By publishing the tracking sheet, CMS initiates a 30-day public comment period on the NCA. Comments are due by May 3.

 

Supplier Education on Use of Upgrades for Multi-Function Ventilators

On April 3, CMS published Special Edition MLN Matters 20012 regarding billing for multi-function ventilators. Effective immediately, DME suppliers may provide and bill for multi-function ventilators described by E0467 as an upgrade in situations where beneficiaries only meet the coverage criteria for a ventilator. The article includes additional details on modifiers, ABN requirements, and more in billing for these devices.

 

User CR: ViPS Medicare System (VMS) Report Daily Edit Receipts 

On April 3, CMS published One-Time Notification Transmittal 10032, which rescinds and replaces Transmittal 2437, dated February 14, 2020, to revise business requirement 11315.1. The original transmittal was issued regarding a new report for DME MACs that will capture daily receipt of edits instead of an accumulation of edits. The existing SC0011 report will be made obsolete with the implementation of this change. 

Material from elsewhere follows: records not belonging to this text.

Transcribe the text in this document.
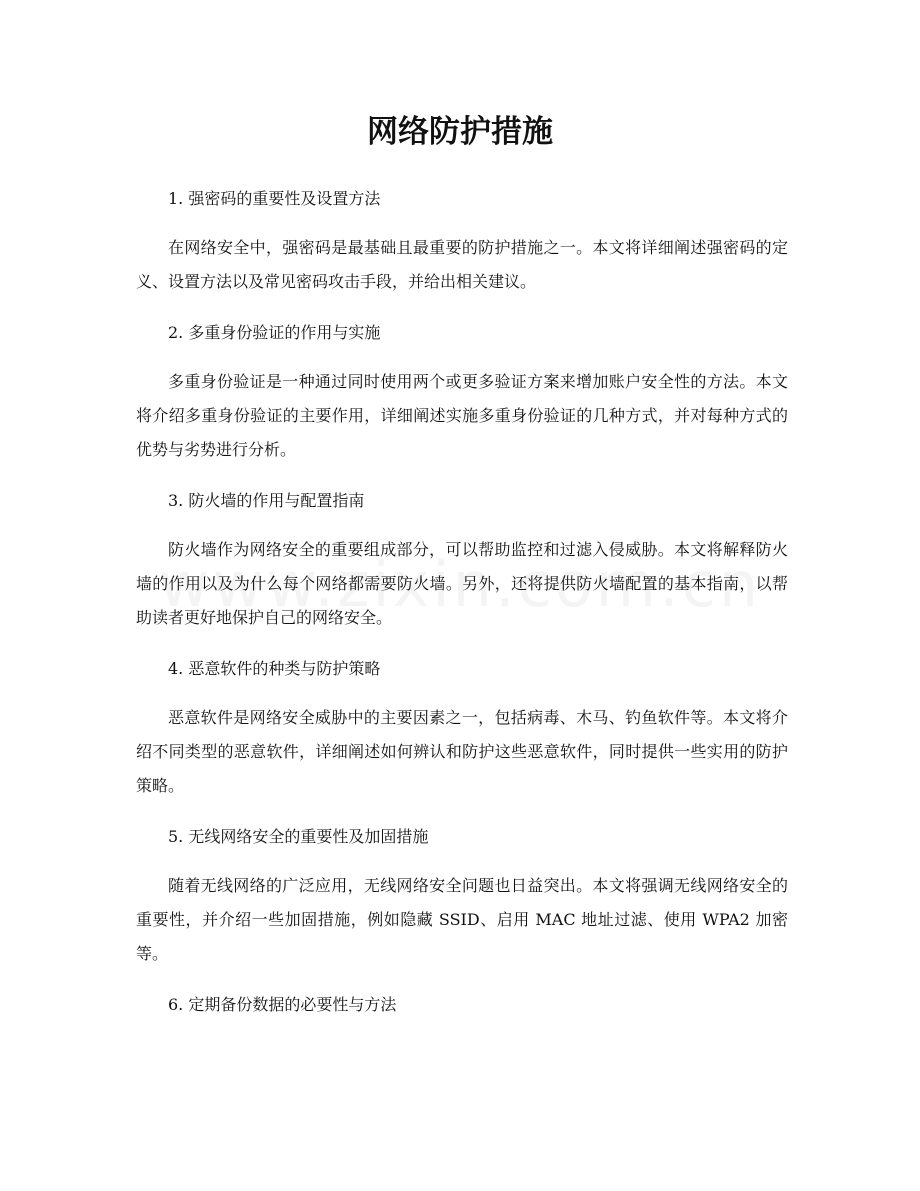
网络防护措施
1. 强密码的重要性及设置方法

在网络安全中，强密码是最基础且最重要的防护措施之一。本文将详细阐述强密码的定义、设置方法以及常见密码攻击手段，并给出相关建议。

2. 多重身份验证的作用与实施

多重身份验证是一种通过同时使用两个或更多验证方案来增加账户安全性的方法。本文将介绍多重身份验证的主要作用，详细阐述实施多重身份验证的几种方式，并对每种方式的优势与劣势进行分析。

3. 防火墙的作用与配置指南

防火墙作为网络安全的重要组成部分，可以帮助监控和过滤入侵威胁。本文将解释防火墙的作用以及为什么每个网络都需要防火墙。另外，还将提供防火墙配置的基本指南，以帮助读者更好地保护自己的网络安全。

4. 恶意软件的种类与防护策略

恶意软件是网络安全威胁中的主要因素之一，包括病毒、木马、钓鱼软件等。本文将介绍不同类型的恶意软件，详细阐述如何辨认和防护这些恶意软件，同时提供一些实用的防护策略。

5. 无线网络安全的重要性及加固措施

随着无线网络的广泛应用，无线网络安全问题也日益突出。本文将强调无线网络安全的重要性，并介绍一些加固措施，例如隐藏 SSID、启用 MAC 地址过滤、使用 WPA2 加密等。

6. 定期备份数据的必要性与方法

Effective date: July 1, 2020

Implementation date: July 6, 2020

 

Billing for Professional Telehealth Services During the Public Health Emergency - Revised

On April 3, CMS corrected a Note in a Special Edition MLN Connects regarding billing for telehealth during the public emergency. The revision states that modifier 95 and a place of service equal to what would have been reported had the service been furnished in person should be used for all telehealth services, not just on professional claims for non-traditional telehealth services. These instructions apply for services with dates of service on or after March 1, 2020 and for the duration of the public health emergency.